St Olave's Church is a redundant Anglican parish church located in Lower Bridge Street, Chester, Cheshire, England. The church is recorded in the National Heritage List for England as a designated Grade II listed building.

==History==

The church was founded in the 11th century. Its dedication is to the 11th-century patron saint of Norway, St Olaf. At the time that the church was founded, the area around Lower Bridge Street was largely occupied by Scandinavians, and it is thought that this is the reason for the dedication.

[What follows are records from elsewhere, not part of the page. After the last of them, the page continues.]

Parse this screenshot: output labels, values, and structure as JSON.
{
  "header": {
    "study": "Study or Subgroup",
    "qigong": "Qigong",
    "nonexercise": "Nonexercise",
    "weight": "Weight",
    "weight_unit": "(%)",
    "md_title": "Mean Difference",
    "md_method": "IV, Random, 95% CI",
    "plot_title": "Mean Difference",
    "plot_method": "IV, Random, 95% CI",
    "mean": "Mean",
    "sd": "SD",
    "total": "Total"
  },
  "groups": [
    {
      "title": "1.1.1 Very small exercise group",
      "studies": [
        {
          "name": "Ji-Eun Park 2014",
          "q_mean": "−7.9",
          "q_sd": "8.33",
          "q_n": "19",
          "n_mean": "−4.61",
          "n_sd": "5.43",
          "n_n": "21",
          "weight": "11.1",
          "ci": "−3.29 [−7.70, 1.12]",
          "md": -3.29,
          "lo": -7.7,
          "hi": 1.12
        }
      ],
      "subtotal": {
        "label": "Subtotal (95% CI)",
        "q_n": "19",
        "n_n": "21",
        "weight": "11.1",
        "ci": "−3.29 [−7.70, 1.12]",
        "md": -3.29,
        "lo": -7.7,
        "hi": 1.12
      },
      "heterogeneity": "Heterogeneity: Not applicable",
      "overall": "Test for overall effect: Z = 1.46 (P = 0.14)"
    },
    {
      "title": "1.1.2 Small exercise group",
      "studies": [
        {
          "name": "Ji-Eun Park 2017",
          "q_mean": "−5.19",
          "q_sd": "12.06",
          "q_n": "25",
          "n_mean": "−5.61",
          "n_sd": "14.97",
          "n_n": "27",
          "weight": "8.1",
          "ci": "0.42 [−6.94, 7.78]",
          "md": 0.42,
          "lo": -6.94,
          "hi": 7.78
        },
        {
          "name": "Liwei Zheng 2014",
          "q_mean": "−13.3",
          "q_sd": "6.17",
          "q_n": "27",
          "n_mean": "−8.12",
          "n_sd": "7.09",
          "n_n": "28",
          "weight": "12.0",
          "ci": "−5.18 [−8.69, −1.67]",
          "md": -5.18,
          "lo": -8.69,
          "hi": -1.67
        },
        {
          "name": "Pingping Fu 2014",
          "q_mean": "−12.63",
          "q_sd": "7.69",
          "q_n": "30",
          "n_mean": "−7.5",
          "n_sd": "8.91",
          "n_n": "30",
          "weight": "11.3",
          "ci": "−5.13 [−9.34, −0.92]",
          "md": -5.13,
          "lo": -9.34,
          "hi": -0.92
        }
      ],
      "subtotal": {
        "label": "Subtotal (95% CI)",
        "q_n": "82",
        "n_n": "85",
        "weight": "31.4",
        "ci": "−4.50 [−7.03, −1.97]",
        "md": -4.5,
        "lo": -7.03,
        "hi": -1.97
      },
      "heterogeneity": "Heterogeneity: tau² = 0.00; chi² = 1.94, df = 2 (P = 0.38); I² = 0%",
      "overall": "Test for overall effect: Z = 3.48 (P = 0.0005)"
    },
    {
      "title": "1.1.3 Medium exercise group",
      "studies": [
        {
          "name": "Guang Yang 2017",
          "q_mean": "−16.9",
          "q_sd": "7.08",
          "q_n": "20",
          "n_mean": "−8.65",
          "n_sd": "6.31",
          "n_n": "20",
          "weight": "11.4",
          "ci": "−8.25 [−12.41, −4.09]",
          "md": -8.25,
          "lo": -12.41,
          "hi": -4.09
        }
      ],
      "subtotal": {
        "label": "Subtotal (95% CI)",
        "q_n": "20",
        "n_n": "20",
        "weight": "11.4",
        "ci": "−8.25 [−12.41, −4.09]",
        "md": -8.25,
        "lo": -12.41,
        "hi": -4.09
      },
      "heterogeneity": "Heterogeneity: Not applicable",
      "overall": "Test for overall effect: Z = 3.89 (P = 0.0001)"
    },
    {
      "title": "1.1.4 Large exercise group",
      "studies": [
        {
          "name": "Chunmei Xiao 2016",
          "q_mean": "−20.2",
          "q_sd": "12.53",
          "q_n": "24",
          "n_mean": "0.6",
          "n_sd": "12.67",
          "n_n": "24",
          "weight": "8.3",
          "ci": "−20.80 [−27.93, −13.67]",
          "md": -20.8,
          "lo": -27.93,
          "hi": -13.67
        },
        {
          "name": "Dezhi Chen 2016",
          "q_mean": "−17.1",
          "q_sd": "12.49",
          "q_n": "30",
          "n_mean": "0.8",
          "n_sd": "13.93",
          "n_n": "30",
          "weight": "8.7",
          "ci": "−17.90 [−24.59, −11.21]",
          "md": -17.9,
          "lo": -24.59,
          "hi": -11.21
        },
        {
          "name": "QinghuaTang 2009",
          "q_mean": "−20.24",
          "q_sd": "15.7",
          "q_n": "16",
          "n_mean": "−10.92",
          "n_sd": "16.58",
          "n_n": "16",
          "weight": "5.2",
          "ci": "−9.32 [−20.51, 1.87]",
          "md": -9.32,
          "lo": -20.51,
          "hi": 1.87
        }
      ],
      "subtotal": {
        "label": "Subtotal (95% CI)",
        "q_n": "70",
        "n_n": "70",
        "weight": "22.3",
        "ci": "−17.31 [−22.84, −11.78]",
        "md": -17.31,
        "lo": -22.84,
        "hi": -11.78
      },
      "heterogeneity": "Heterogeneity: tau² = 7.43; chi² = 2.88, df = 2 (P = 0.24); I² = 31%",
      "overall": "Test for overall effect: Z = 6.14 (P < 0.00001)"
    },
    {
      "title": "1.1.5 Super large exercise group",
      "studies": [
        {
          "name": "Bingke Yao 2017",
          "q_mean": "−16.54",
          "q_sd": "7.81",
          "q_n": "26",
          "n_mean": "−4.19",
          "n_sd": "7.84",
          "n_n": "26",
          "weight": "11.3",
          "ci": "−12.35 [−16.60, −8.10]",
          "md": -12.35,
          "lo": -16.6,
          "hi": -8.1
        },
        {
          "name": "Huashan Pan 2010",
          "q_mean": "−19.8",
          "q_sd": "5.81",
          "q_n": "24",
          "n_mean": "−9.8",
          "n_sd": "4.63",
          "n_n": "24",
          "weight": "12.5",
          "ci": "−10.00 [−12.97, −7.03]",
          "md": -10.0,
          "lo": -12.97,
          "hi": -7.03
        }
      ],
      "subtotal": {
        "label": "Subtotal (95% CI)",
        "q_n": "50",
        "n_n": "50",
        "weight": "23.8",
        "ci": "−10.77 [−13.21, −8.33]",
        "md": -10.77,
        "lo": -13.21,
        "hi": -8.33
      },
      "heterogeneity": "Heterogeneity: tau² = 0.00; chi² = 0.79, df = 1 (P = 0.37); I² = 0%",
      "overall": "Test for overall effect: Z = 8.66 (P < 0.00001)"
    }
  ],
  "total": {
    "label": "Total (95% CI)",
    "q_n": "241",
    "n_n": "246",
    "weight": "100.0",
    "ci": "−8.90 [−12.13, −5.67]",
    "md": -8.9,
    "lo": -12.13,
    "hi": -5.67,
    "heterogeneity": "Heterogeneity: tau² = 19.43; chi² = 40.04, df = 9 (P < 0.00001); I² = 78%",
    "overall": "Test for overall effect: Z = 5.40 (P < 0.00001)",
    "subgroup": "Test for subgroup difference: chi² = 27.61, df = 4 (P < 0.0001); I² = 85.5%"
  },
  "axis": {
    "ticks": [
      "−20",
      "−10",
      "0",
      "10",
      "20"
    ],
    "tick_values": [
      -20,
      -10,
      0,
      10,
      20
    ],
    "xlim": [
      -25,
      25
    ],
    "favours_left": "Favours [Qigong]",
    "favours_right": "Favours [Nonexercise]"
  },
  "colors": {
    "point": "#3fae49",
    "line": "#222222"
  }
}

The present church building dates from 1611. In 1841 the parish of St Olave's was united with that of St Michael's, and the church closed. The building was restored in 1849 by James Harrison and converted into use as a school. It was declared redundant by the Church of England on 3 October 1972. It has since been used as the Chester Revival Centre, a Pentecostal church, and as an exhibition centre.

==Architecture==

Constructed in red sandstone with grey slate roofs, the church has a simple rectangular plan. On the west front is the entrance door, above which is a three-light window, and a bellcote on the gable. Along the sides of the church are rectangular windows. The interior is also simple, with plastered walls that lean outward. Ten steps lead up to the west entrance from St Olave's Street to the north of the church. In front of the church is a wall that originally supported a building in front of the church. The wall and its wrought iron railings are included in the listing.